西荻の一欅庵(いっきょあん)で8名の若手落語家の話芸を古民家で聴く「古典廻し」を聞きに行った。
落語については、前日のこのブログ「一欅庵での落語」。
今回は、落語の後の建物見学会のご報告。
一欅庵(いっきょあん)は杉並区西荻にある昭和8年に宮大工によって建てられた二階建ての洋館付の和風住宅で、登録有形文化財になっている。
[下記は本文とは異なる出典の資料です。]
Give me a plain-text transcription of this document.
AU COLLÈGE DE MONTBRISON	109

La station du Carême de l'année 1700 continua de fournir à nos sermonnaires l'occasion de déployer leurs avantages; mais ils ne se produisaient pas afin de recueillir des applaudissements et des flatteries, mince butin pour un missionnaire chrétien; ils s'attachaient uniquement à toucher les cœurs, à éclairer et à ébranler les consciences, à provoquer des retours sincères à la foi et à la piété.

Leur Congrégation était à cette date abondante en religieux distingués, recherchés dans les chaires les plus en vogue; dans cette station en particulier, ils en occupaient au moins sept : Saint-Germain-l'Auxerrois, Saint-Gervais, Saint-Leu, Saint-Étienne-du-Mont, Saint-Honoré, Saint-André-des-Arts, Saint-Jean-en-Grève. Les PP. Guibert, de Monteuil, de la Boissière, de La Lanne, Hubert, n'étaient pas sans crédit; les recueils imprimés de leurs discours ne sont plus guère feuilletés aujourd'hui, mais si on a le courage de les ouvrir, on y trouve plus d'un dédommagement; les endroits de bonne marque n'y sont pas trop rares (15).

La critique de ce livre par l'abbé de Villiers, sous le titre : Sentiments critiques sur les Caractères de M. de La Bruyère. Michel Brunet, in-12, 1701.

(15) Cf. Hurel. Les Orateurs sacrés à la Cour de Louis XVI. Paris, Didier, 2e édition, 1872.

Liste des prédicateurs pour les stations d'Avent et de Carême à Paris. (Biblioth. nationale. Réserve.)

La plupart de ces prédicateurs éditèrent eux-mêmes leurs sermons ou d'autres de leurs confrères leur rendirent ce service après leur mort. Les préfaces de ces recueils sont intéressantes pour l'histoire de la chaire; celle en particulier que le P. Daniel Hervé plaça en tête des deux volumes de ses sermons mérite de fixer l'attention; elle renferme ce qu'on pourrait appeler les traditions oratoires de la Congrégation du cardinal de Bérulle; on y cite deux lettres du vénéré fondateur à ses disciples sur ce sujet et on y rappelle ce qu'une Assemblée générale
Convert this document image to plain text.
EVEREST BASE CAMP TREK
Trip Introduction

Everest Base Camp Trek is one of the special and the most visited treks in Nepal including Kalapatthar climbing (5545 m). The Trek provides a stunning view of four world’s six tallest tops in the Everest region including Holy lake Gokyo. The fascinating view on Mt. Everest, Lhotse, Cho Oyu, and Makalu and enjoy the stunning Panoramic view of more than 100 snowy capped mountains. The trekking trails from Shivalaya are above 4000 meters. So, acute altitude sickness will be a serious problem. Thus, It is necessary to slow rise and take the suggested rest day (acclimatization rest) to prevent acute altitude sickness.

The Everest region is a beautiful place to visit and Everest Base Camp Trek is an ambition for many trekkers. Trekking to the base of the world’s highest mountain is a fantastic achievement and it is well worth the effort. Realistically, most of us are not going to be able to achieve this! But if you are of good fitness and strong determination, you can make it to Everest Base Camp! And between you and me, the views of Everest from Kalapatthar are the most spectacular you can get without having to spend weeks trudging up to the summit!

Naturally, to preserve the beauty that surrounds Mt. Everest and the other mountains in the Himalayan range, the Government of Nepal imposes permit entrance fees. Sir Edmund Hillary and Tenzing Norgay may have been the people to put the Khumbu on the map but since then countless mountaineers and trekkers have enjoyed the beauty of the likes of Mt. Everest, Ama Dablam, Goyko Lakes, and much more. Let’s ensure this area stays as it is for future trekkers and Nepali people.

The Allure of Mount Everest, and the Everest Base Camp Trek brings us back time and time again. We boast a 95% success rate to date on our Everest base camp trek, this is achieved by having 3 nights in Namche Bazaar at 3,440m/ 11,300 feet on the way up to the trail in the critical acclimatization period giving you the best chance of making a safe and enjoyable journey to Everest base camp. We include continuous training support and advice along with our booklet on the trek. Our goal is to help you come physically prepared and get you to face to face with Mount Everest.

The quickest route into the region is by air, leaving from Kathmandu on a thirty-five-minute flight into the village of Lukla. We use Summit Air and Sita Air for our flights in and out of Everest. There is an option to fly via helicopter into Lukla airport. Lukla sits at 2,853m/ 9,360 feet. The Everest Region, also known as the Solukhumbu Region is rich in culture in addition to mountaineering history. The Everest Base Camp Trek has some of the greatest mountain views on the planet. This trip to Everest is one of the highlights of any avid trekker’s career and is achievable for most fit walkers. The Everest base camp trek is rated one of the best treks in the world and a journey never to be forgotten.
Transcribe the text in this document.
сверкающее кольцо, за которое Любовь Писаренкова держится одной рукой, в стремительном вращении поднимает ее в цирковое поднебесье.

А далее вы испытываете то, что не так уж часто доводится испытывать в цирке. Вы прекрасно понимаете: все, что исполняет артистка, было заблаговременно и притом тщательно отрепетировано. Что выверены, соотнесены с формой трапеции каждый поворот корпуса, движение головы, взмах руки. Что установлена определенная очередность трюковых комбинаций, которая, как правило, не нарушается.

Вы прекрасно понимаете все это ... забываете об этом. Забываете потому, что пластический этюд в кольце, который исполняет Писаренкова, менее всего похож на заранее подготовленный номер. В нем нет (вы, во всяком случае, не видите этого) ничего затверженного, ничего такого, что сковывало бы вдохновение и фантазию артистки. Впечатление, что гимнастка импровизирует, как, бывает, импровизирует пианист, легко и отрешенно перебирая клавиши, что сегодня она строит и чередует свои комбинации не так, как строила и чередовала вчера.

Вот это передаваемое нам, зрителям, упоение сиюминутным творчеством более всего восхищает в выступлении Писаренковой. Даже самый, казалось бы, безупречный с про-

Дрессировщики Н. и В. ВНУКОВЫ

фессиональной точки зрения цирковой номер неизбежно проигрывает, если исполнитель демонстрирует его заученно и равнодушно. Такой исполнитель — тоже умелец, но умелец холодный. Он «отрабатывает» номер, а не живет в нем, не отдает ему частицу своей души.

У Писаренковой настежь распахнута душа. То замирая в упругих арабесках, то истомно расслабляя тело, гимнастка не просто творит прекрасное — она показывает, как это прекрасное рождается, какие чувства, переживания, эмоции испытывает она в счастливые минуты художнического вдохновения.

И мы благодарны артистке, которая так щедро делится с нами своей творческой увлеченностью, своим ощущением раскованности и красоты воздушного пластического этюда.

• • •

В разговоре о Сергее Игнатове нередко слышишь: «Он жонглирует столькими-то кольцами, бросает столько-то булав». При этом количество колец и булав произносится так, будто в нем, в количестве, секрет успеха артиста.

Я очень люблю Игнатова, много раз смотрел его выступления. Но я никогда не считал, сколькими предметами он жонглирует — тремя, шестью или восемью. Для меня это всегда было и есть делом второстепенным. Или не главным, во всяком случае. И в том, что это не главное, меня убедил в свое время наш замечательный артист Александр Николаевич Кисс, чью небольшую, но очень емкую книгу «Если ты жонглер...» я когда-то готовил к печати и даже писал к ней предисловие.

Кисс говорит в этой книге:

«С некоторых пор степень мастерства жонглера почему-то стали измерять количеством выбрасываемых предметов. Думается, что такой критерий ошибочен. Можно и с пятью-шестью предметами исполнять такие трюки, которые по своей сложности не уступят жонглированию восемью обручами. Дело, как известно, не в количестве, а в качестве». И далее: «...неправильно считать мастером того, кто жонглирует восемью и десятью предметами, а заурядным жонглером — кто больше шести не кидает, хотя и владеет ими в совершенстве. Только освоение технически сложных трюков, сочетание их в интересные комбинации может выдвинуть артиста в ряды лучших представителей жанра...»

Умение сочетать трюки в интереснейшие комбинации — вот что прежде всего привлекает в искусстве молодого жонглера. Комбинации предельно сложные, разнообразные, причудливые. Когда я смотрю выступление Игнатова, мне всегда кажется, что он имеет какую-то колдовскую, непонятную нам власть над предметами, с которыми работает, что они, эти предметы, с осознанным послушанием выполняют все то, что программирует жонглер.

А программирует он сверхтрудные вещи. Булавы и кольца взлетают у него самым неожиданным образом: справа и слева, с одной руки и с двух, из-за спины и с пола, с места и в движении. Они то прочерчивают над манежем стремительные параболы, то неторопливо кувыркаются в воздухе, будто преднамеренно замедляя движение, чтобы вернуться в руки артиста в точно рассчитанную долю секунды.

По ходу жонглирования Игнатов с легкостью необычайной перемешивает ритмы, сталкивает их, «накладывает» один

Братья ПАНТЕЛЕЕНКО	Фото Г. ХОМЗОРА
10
門のそばに大きな欅の樹がある。「欅」という字はケヤキと読む。と偉そうに言っても、若者は読める。ナチスの制服で世界的に有名になった「欅坂46」で常識になっているのだ。落葉高木で巨木になる。
一欅庵の落書き(公式ブログ)
明るいときの門からの眺め。
ここが落語が行われた客間。
庭は昔は隣の家まであったそうだ。
床の間と書棚?
床の間の横の欄間も凝っている。
床の間の柱も今ではとくに高価な木材だそうだ。かって私が住んでいた家にもあったと思うが。
欄間も手が込んでいる。
廊下のガラス戸の上の柱は奥まで一本。
字がはげ落ちた額もなにか趣があると思ってしまう。
天井板も今では手に入らないものらしい。
隣には暖炉のある洋間があり、当日の控室になっていた。
二階から見た庭
ここにも立派な和室があり、
床の間の梁?はまだら模様の竹で、
書斎のガラスは模様入り。他の部屋のガラスも手延べの板ガラスで表面がデコデコしており、向こう側の景色が少し歪んで見える。そういえば、私の子供の頃、ガラスを通してみる景色は歪んでいた。(下注)
一階の元離れだった和室は奥様のための部屋で、すべてが優しく、小作りで、心地よい。
元の部屋に戻ると日はとっぷり暮れていた。
玄関には小石を埋め込んだたたきが。
門柱には一欅庵の表札。
振り返ればシルエットになった古民家がくっきり。
注)
現在の板ガラスはフロート方式で作られる。錫を溶かすと真っ平に広がる。その上に錫より比重の軽い溶融ガラスを流すと、上下とも真っ平な板ガラスができる。明治から大正期のガラスは手延べ板ガラスで、微妙に表面が波打っていて、デコデコしており、向こう側の景色が少し歪んで見える。
この手延べガラスは日本ではもう製造していないため、古い建物の補修ができない。値段が高価な輸入品はあるが、厚さ3mm固定だ。特殊な透明な塗料をガラスの表面にコーティングし、ガラスに擬似的に揺らぎを入れた「昭和レトロ風ガラス」が販売されている。